An exact differential equation is one where \( M_y = N_x \).For our specific problem, the functions \( M = 6xy^3 \)and \( N = 4y^3 + 9x^2y^2 \),satisfy this condition because \( M_y = 18xy^2 \)is equal to \( N_x = 18xy^2 \).

• This equality is checked before proceeding. It confirms that the integrating factor effectively converts the equation to a solvable form.
• Exactness assures us that there exists a potential function whose differentials lead back to the original equation.

Understanding the exactness condition helps us determine the simplest mathematical path to solve the differential equation.

Solving a differential equation involves integrating to find a potential function. For this exercise, we start with acknowledging \( f_x = 6xy^3 \) and must integrate with respect to \( x \):\[ f(x, y) = \int 6xy^3 \, dx = 3x^2y^3 + h(y) \]where \( h(y) \) is a function that depends solely on \( y \).

• This step extracts the structure of the solution by separating variables and integrating each part.
• The presence of \( h(y) \) allows us flexibility to incorporate partial derivatives attributed to \( y \).

This approach effectively combines known solutions and any additional variable-dependent terms into a coherent solution.

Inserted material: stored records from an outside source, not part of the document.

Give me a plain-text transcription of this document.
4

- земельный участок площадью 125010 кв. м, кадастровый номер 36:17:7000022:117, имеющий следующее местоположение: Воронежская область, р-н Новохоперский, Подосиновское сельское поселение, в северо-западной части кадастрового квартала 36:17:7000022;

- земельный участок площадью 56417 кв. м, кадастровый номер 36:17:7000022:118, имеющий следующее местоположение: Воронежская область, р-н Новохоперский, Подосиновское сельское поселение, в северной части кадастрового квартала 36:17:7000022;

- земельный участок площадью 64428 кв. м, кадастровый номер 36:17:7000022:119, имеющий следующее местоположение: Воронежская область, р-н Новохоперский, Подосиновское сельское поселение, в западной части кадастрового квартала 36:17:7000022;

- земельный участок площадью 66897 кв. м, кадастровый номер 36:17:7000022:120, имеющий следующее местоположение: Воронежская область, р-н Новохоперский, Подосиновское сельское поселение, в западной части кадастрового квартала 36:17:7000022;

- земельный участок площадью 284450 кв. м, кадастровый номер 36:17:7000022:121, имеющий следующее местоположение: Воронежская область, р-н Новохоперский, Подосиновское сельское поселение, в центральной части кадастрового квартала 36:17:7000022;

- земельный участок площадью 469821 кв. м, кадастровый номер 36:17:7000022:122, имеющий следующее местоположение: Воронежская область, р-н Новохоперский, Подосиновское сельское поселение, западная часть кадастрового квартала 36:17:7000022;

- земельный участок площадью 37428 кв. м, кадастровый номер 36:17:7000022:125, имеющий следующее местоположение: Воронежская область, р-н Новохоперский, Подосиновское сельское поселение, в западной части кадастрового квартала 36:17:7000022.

Mathematical integration plays a pivotal role in forming the final solution of a differential equation. Once \( f(x, y) = 3x^2y^3 + h(y) \) was derived,

Determine \( h(y) \)

We needed to differentiate \( f(x, y) \) with respect to \( y \) to find \( h'(y) \).With \( N = 4y^3 + 9x^2y^2 \):Comparing, we derive \( h'(y) \) = 4y^3,integrating this,\[ h(y) = \int 4y^3 \, dy = y^4 + C \]

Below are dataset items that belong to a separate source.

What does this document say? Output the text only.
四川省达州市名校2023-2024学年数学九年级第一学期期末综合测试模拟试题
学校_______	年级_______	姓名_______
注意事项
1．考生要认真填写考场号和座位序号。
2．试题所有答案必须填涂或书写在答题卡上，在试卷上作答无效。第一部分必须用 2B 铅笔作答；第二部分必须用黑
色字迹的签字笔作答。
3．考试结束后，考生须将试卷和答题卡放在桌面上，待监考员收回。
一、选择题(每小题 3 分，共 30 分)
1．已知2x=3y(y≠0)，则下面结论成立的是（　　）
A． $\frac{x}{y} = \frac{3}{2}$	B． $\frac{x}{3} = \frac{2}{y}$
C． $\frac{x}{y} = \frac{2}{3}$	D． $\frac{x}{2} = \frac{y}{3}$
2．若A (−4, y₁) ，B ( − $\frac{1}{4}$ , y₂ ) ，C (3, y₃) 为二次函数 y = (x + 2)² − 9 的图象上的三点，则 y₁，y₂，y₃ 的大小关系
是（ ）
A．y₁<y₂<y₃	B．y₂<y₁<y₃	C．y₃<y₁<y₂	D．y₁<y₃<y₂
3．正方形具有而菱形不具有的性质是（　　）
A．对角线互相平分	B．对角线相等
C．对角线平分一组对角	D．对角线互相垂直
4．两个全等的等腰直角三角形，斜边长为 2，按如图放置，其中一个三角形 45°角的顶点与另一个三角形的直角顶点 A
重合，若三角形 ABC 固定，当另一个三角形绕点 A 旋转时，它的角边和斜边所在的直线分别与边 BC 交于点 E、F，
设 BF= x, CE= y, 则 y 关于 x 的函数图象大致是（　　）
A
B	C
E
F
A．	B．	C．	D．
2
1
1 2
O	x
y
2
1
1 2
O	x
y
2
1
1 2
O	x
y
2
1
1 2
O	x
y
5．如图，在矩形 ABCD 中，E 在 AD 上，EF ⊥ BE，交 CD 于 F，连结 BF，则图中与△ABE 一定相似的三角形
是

• Integration determines the unknown part \( h(y) \) and completes the potential function.
• It provides consistency by ensuring that all parts contribute to a balanced equation.
• The constant \( C \) represents any constant of integration that can arise in indefinite integrals.

Finally, by putting all parts together, we arrived at the complete solution: \( 3x^2y^3 + y^4 = C \).